Nils Henninger, M.D., Ph.D., Dr. med., FANA, FWSO
Associate Professor of
Neurology and Psychiatry
Dr. Henninger is a clinician and scientist at the University of Massachusetts Chan Medical School (UMass Chan). A particular research interest of his lab is to understand how traumatic brain injury (TBI) contributes to ALS pathology with the goal to develop novel treatments. With the support of the Angel fund for ALS research, his laboratory provided strong support for the hypothesis that TBI can trigger ALS pathology and accelerate the course and increase severity of the disease in murine ALS models. He also discovered that blocking the key regulatory gene of axon death (Sarm1) is neuroprotective (Kahriman et al. Brain 2023; Dogan et al. Ann. Neurol 2025).
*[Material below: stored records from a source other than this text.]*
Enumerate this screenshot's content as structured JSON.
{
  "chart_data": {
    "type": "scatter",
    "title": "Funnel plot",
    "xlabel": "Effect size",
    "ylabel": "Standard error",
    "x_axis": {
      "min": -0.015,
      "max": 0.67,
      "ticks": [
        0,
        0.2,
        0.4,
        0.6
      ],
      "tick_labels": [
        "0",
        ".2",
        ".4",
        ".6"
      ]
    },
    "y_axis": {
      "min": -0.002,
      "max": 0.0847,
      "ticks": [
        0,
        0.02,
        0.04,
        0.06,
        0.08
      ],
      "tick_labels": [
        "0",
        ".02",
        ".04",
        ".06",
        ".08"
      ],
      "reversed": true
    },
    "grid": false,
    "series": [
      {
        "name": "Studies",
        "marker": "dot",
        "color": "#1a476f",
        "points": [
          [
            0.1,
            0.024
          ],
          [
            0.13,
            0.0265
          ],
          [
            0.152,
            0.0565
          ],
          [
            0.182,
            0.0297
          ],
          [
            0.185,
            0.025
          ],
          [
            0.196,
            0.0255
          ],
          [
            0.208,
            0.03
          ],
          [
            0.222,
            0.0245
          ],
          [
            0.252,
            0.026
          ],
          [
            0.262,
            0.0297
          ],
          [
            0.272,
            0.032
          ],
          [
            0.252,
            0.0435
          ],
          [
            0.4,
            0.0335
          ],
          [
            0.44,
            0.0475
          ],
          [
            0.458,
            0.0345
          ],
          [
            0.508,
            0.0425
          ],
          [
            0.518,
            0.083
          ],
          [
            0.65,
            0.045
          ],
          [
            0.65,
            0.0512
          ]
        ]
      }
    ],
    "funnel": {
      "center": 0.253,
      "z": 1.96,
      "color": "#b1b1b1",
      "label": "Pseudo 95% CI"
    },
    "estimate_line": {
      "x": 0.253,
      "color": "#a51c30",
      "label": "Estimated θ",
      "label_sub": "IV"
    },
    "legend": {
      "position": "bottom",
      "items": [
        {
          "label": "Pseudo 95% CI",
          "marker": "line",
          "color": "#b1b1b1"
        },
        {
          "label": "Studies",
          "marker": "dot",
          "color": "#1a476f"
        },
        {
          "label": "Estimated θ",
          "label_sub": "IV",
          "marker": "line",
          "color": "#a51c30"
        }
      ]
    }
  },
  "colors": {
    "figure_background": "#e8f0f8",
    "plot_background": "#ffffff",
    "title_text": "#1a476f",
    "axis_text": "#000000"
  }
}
His lab’s ongoing efforts are aimed at understanding whether the deleterious effects of TBI on ALS disease onset and progression are due to injury-induced impairment of glymphatic function, the brain’s system to clear waste products, and whether it is possible to enhance glymphatic flow to prevent disease progression in ALS.

Dr.Katharina Elisabeth (Karin) Meijboom
Postdoctoral Researcher
UMass Chan Medical School
Dr. Meijboom is a postdoctoral researcher at UMass Medical School, where she is working on gene therapy approaches for ALS under the mentorship of Dr. Brown. Her projects involve correcting common SOD1 mutations using cutting-edge gene editing tools, suppressing the toxic hexanucleotide repeat in the C9orf72 gene with artificial microRNAs and gene editing, and restoring NEK1 gene function. While still early, some of their data in cell and mouse models have been very promising.

Jonathan Jung
Graduate Student
Bosco Lab
Jonathan is studying how cells in the brain and spinal cord, other than neurons,
contribute to ALS. A cell type he is studying is microglia, which regulates the immune
response in the central nervous system and has been shown to play a critical role in
other neurodegenerative diseases such as Alzheimer’s. Jonathan’s project involves the
use of human induced pluripotent stem cell models, which can be directed to become
various cell types including motor neurons and microglia, to better understand how ALS-
linked mutations in the gene profilin-1 specifically affect different parts of the brain and
spinal cord. His work suggests that ALS-PFN1 impairs important quality control
mechanisms in microglia, causing these cells to become dysfunctional. These findings
suggest that upregulating these quality control processes in microglia could be a
therapeutic target for ALS and related diseases.